或许,黄冤从未离开,她化作了记忆里的一道光,护着苏屿岚前行;
鬼神也从未陨落,祂化作了这片土地的规则,守着子民们安宁。
青也从未离去,她只是睡着了……
死亡从来不是终点,守护与思念,才是永恒的延续。
一行人顺着人流往回走。
沿途的鬼物们脸上都带着满足的笑意,有的相互交谈着祭祀的盛况,有的脚步轻快地返回自己的居所。
鬼市渐渐恢复了往日的热闹,却比之前多了几分安稳与祥和。
魂灯的绿光依旧温暖,曼珠沙华的花瓣依旧随风飘落。
只是此刻,在王沁竹几人的眼里,这片曾让他们恐惧、陌生的鬼界,早已不是异乡。
这儿,是他们真正的归宿,是值得他们用余生去守护的家园。
白頔走在最后,脚步放得极轻,像是怕惊扰了祭天台残留的肃穆。
她回头望了一眼那座隐在雾霭中的高台。
雕像上空的云霭正渐渐散去,那些璀璨的金色光点如同潮水般退去。
光点悄无声息地融入了浓稠的幽冥雾霭里,仿佛从未出现过。
可她能感觉到,那股磅礴而纯粹的信仰之力还在,顺着鬼界的脉络无声流淌。
难道这是鬼神留下的后手?
每隔一段时间收割一次信仰之力,然后用信仰之力固定一次鬼界……
这位鬼神,还真是把一切都规划好了……
或许祂的死也另有隐情呢?
她轻轻舒了口气,胸腔里积压许久的沉闷终于散去。
指尖的戒指不再发烫,只余下一丝微凉的触感,心头的郁结如同被清风拂过的云,彻底消散无踪。

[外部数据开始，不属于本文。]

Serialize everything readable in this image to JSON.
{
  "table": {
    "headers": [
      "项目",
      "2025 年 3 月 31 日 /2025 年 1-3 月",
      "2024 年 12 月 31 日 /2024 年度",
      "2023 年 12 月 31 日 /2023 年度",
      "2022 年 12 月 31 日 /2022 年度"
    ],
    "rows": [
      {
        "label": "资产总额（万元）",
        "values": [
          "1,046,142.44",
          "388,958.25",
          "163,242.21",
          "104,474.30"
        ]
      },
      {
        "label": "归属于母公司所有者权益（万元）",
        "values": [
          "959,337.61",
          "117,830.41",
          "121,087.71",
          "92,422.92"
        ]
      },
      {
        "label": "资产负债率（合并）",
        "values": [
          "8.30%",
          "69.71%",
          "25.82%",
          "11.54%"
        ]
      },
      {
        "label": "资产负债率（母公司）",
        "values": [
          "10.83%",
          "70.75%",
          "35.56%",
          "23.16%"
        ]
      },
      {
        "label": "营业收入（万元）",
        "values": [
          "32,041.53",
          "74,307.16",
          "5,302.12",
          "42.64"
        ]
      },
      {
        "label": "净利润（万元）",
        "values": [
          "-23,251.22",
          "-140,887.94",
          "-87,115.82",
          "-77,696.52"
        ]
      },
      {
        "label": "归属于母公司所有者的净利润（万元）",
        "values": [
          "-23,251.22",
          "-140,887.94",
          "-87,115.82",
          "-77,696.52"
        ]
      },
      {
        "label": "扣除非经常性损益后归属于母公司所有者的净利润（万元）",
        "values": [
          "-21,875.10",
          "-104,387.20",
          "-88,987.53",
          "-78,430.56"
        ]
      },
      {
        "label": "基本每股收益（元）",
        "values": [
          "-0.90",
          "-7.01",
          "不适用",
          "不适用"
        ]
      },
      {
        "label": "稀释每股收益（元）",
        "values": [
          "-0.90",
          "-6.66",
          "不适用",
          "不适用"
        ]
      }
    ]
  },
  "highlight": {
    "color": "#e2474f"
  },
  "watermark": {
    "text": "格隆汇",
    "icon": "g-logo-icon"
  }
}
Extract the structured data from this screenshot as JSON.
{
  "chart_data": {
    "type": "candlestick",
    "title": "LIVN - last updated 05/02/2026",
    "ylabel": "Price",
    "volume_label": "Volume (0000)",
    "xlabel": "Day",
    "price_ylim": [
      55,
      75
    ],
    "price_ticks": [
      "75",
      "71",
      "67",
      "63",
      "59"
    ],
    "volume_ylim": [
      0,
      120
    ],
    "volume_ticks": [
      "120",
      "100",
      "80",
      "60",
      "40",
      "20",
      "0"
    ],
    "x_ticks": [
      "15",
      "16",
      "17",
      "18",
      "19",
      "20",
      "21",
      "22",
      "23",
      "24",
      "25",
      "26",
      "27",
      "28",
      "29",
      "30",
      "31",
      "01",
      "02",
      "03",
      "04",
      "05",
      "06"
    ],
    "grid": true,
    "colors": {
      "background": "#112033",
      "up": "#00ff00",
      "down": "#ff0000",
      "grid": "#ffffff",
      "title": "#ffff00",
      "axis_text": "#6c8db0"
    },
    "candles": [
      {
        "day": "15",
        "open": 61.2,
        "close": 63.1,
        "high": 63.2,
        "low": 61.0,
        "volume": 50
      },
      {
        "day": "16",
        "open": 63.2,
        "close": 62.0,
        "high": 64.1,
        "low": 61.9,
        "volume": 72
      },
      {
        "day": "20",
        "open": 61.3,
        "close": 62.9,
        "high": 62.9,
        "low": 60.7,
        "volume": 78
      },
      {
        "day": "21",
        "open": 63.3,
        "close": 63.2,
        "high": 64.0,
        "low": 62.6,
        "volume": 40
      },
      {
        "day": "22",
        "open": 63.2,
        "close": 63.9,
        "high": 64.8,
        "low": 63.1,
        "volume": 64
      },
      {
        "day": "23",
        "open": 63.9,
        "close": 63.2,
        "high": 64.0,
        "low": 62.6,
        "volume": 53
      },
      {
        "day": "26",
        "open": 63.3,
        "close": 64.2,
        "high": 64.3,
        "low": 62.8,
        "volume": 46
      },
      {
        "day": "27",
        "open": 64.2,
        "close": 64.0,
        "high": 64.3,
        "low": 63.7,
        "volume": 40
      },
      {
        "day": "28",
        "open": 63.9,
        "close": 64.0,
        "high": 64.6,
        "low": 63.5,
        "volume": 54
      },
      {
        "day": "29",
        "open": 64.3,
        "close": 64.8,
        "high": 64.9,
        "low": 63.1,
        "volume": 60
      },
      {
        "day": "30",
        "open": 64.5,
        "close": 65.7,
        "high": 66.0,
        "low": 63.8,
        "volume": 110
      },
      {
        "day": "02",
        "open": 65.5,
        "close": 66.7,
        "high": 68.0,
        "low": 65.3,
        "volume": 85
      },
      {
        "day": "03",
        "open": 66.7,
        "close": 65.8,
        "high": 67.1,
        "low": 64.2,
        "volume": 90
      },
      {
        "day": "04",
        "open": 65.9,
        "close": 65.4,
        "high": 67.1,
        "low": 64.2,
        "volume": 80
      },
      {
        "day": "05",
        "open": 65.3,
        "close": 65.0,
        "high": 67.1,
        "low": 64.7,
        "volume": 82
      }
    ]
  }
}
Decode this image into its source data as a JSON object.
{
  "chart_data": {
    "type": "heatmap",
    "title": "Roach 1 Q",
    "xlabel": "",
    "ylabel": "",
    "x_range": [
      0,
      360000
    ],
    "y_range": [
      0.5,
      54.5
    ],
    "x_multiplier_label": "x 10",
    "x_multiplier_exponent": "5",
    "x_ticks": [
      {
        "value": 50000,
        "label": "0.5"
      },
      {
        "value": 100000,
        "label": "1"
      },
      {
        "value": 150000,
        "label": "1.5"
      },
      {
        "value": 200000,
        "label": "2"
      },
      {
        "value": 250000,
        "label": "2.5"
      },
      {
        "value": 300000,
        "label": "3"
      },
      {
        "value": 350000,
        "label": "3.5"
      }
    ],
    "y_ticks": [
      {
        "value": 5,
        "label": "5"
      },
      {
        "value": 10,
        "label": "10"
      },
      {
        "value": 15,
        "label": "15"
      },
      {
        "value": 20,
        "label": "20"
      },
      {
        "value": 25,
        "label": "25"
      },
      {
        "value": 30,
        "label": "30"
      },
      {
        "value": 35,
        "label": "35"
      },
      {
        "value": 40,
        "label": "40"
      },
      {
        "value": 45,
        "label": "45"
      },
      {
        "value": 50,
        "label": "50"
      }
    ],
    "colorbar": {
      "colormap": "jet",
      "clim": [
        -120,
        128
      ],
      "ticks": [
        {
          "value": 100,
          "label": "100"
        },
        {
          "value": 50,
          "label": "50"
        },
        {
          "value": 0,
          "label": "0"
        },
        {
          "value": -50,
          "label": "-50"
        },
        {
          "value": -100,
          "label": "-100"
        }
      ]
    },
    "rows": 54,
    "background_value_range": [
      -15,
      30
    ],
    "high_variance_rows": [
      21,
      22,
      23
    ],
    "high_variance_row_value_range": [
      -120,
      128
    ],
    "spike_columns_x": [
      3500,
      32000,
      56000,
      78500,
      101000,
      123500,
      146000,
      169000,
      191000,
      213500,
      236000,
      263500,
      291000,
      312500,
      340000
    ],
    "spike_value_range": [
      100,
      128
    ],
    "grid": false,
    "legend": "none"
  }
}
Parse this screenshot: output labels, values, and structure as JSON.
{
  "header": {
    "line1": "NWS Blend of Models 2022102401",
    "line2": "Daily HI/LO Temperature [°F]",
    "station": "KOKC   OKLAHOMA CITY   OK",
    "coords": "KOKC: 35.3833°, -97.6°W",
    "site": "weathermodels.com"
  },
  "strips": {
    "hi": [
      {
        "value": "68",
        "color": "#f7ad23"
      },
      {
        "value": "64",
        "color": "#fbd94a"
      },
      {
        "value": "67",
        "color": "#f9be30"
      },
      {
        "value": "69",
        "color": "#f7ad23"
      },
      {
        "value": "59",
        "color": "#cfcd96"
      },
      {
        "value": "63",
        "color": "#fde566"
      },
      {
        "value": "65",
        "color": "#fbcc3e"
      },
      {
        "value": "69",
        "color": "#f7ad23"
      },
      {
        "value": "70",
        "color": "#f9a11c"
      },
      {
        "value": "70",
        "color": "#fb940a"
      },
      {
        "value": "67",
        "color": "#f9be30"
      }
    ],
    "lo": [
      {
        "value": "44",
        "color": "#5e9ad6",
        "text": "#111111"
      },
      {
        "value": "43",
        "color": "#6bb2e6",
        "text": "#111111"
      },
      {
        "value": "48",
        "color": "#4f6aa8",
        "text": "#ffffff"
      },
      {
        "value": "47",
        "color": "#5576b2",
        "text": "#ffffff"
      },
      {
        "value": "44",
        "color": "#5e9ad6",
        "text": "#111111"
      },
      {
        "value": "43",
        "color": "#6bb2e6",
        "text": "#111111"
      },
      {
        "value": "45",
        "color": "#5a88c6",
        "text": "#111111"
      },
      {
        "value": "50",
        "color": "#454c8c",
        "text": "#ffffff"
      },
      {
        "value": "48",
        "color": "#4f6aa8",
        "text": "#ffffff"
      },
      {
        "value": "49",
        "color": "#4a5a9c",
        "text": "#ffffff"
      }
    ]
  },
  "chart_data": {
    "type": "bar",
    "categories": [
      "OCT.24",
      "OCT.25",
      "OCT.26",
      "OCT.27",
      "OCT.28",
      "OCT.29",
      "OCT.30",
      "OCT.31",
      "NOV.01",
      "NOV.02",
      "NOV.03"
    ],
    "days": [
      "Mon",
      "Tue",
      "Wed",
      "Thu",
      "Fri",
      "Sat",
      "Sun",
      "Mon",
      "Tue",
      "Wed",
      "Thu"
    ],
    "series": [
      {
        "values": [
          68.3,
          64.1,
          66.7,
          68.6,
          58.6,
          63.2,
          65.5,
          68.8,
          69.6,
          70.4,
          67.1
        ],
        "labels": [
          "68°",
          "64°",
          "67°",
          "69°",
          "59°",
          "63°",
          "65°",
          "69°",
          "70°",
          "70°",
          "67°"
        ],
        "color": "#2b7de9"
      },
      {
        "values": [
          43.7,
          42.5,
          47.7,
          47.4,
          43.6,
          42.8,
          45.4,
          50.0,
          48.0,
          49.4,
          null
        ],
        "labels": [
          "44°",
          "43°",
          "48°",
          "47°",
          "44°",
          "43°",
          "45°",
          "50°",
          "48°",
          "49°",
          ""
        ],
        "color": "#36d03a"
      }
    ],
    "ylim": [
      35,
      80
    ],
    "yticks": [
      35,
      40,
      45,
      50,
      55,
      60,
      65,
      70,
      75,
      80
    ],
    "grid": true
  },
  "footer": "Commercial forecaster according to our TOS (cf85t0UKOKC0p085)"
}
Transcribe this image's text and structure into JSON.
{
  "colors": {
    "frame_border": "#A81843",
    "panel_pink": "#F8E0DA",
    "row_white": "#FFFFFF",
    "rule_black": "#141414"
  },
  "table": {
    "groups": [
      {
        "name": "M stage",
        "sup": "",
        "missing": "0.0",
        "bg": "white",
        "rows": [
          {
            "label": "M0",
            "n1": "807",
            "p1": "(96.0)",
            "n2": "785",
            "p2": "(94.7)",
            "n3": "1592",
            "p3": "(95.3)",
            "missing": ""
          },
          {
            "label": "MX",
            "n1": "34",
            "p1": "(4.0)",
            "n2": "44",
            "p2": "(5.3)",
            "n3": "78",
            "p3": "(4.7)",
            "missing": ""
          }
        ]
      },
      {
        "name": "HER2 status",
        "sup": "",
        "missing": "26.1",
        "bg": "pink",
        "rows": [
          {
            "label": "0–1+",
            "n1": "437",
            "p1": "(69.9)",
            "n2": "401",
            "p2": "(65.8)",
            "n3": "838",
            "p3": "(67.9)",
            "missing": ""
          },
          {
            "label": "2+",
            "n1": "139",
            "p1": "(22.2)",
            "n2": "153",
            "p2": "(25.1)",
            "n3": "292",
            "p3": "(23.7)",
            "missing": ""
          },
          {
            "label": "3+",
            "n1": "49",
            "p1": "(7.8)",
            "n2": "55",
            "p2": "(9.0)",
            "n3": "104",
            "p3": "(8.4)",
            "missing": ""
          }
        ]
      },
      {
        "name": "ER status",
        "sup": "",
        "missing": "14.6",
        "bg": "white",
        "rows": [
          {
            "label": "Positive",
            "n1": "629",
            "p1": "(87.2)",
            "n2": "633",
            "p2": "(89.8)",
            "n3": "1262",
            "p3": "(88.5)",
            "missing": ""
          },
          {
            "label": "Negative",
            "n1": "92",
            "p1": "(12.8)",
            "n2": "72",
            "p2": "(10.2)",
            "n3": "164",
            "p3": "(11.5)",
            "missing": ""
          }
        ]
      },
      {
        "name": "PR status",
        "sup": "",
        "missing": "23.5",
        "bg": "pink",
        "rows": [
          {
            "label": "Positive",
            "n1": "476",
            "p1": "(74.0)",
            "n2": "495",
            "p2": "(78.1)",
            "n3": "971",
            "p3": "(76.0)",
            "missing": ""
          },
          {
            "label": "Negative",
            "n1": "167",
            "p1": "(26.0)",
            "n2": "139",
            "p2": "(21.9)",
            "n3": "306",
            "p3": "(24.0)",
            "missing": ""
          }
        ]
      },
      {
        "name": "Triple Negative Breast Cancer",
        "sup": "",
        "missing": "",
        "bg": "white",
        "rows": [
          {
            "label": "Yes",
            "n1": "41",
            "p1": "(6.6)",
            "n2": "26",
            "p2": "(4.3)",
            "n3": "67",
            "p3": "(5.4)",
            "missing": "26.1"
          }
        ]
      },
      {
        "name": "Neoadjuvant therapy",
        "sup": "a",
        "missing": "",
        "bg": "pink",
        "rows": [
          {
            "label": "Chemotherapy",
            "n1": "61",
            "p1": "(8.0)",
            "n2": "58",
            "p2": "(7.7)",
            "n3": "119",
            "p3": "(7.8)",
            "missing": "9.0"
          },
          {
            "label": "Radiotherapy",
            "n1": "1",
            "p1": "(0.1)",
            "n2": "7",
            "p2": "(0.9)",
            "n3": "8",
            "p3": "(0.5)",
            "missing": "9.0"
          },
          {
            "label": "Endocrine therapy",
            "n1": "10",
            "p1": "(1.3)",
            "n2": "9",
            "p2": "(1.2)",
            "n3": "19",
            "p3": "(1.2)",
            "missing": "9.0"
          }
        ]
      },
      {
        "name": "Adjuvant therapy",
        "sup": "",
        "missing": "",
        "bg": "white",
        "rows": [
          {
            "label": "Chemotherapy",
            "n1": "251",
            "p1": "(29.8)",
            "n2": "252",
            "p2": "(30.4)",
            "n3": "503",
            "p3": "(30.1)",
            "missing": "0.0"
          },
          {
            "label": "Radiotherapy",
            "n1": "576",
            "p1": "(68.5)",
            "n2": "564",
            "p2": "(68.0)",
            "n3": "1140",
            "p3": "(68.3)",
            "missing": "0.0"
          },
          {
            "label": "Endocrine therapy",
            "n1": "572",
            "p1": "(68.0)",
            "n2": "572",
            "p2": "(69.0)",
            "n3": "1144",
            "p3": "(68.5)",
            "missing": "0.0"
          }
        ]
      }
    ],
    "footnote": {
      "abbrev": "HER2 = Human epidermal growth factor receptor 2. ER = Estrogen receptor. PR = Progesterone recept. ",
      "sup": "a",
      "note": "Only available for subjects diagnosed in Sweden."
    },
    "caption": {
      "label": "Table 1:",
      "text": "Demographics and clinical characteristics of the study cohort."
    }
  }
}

往后,她会带着黄冤的记忆,带着对鬼神的敬畏,在这片鬼界里好好活下去。
她也会帮着王沁竹几人,守护好这片来之不易的归宿。
她不会让那些珍贵的记忆与安稳的日子再次破碎。
鬼界的暗红伪日再次缓缓升起,黯淡却温暖的光芒洒在青石板铺就的街巷里。
魂灯的绿光与伪日的红光交织缠绕,在雾霭中晕开一片柔和的光晕,安宁得让人安心。
渡魂楼里,那些刻满人界记忆的木牌静静悬挂着,在光影中轻轻晃动。
每个人心里,守护的信念已悄悄扎根,愈发坚定。
而那位陨落的鬼神,也在子民们跨越百年的虔诚信仰里,以规则为骨、信仰为魂,永远活在了这片土地上。
回到那间熟悉的屋子时,幽冥雾霭正透过雕花窗棂渗进来,在地面投下斑驳的影子。